Solenoid-free tokamak startup techniques are essential for spherical tokamaks and offer a pathway to cost reduction and design simplification in fusion energy systems. Local helicity injection (LHI) is one such approach, employing compact edge current sources to drive open field line current that initiates and sustains tokamak plasmas. The recently commissioned Pegasus-III spherical tokamak provides a platform for advancing this and other solenoid-free startup methods. This study investigates the effect of LHI on magnetic topology in Pegasus-III plasmas. A helical filament model represents the injected current, and the linear plasma response to its 3D field is calculated with M3D-C1. Poincaré mapping reveals substantial flux surface degradation in all modeled cases. The onset of overlapping magnetic structures and large-scale surface deformation begins at $Ψ_{N} \approx 0.37$, indicating a broad region of perturbed topology extending toward the edge. In rotating plasmas, both single-fluid and two-fluid models exhibit partial screening of the $n = 1$ perturbation, with two-fluid calculations showing stronger suppression near the edge. In contrast, the absence of rotation leads to strong resonant field amplification in the single-fluid case, while the two-fluid case with zero electron rotation mitigates this amplification and preserves edge screening. Magnetic probe measurements indicate that modeling the stream with spatial spreading$-$representing distributed current and/or oscillatory motion$-$better reproduces measured magnetic power profiles than a rigid filament model. The results underscore the role of rotation and two-fluid physics in screening stream perturbations and point to plasma flow measurements and refined stream models as key steps toward improving predictive fidelity.

Figures (23)

• Figure 1: Visible camera images of the startup and relaxation process during LHI on Pegasus-III: (a) injected current streams follow helical vacuum field lines; (b) streams become unstable and reconnect; (c) a tokamak-like plasma forms and is sustained by helicity input and inductive drive; (d) after injector shutoff, the perturbation dissipates and flux surfaces re-form, enabling handoff to other current drive systems.
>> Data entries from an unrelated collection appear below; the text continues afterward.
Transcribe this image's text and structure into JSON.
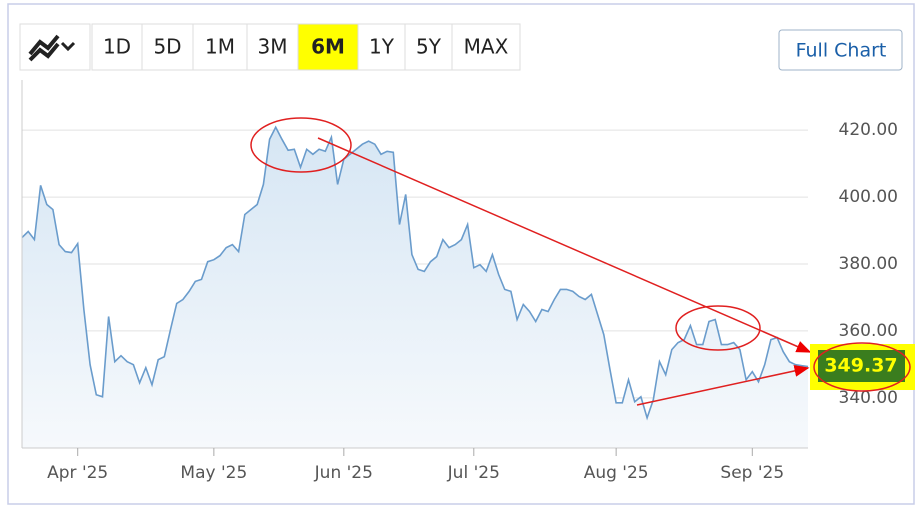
{
  "toolbar": {
    "ranges": [
      "1D",
      "5D",
      "1M",
      "3M",
      "6M",
      "1Y",
      "5Y",
      "MAX"
    ],
    "selected": 4,
    "full_chart": "Full Chart"
  },
  "chart_data": {
    "type": "line",
    "series": [
      {
        "color": "#6a9ccc",
        "values": [
          387.9,
          389.7,
          387.3,
          403.5,
          397.8,
          396.3,
          385.8,
          383.7,
          383.4,
          386.1,
          366.3,
          349.9,
          340.9,
          340.3,
          364.3,
          350.8,
          352.6,
          350.8,
          349.9,
          344.5,
          349.0,
          343.9,
          351.4,
          352.3,
          360.4,
          368.2,
          369.4,
          371.8,
          374.8,
          375.4,
          380.7,
          381.3,
          382.5,
          384.9,
          385.8,
          383.7,
          394.8,
          396.3,
          397.8,
          403.8,
          417.3,
          420.9,
          417.3,
          414.0,
          414.3,
          408.9,
          414.3,
          412.8,
          414.3,
          413.7,
          417.9,
          403.8,
          411.3,
          412.8,
          414.3,
          415.8,
          416.7,
          415.8,
          412.8,
          413.7,
          413.4,
          391.8,
          400.8,
          382.8,
          378.4,
          377.8,
          380.7,
          382.2,
          387.3,
          384.9,
          385.8,
          387.3,
          391.8,
          378.9,
          379.8,
          377.8,
          382.8,
          376.9,
          372.4,
          371.8,
          363.4,
          367.9,
          365.8,
          362.8,
          366.4,
          365.8,
          369.4,
          372.4,
          372.4,
          371.8,
          370.3,
          369.4,
          370.9,
          364.9,
          358.9,
          348.4,
          338.5,
          338.5,
          345.4,
          338.8,
          340.3,
          334.0,
          339.4,
          350.8,
          346.9,
          354.4,
          356.5,
          357.4,
          361.6,
          355.9,
          355.9,
          362.8,
          363.4,
          355.9,
          355.9,
          356.5,
          354.4,
          345.4,
          347.8,
          344.8,
          349.9,
          357.4,
          358.0,
          353.8,
          350.8,
          349.9,
          349.6,
          349.37
        ]
      }
    ],
    "xlim": [
      0,
      127
    ],
    "xticks": [
      {
        "value": 9,
        "label": "Apr '25"
      },
      {
        "value": 31,
        "label": "May '25"
      },
      {
        "value": 52,
        "label": "Jun '25"
      },
      {
        "value": 73,
        "label": "Jul '25"
      },
      {
        "value": 96,
        "label": "Aug '25"
      },
      {
        "value": 118,
        "label": "Sep '25"
      }
    ],
    "ylim": [
      325,
      435
    ],
    "yticks": [
      {
        "value": 340,
        "label": "340.00"
      },
      {
        "value": 360,
        "label": "360.00"
      },
      {
        "value": 380,
        "label": "380.00"
      },
      {
        "value": 400,
        "label": "400.00"
      },
      {
        "value": 420,
        "label": "420.00"
      }
    ],
    "grid": true
  }
}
• Figure 2: Toroidal dependence of magnetic activity, measured via the RMS of vertical magnetic field perturbation $\tilde{b}_{Z}$, normalized to the equilibrium toroidal magnetic field $B_{T}$. Data were collected from five magnetic pickup coils distributed toroidally near the outboard midplane. The red solid line corresponds to a discharge with $I{\text{inj}} = 2.6$ kA, and the black dashed line corresponds to a discharge with $I_{\text{inj}} = 6.0$ kA.
• Figure 3: Modeled system including an axisymmetric core plasma from equilibrium reconstruction (red surface), surrounded by a helical injected current stream (blue) that originates at an injector on the plasma boundary (white marker).
• Figure 4: Time evolution of the plasma current ($I_{p}$, solid red line) and injected current ($I_{\text{inj}}$, dashed black line) for the Pegasus-III plasma discharge reconstructed for this study. The $I_{inj}$ shown represents the sum over all four injectors.
• Figure 5: Overview of the reconstructed equilibrium for a Pegasus-III LHI plasma, including: (a) poloidal magnetic flux surfaces and locations of magnetic diagnostics used as constraints; and (b–d) profiles versus normalized poloidal flux $\Psi_{N}$ of the safety factor, volume-averaged toroidal current density $\langle J \rangle$, and plasma pressure $p$.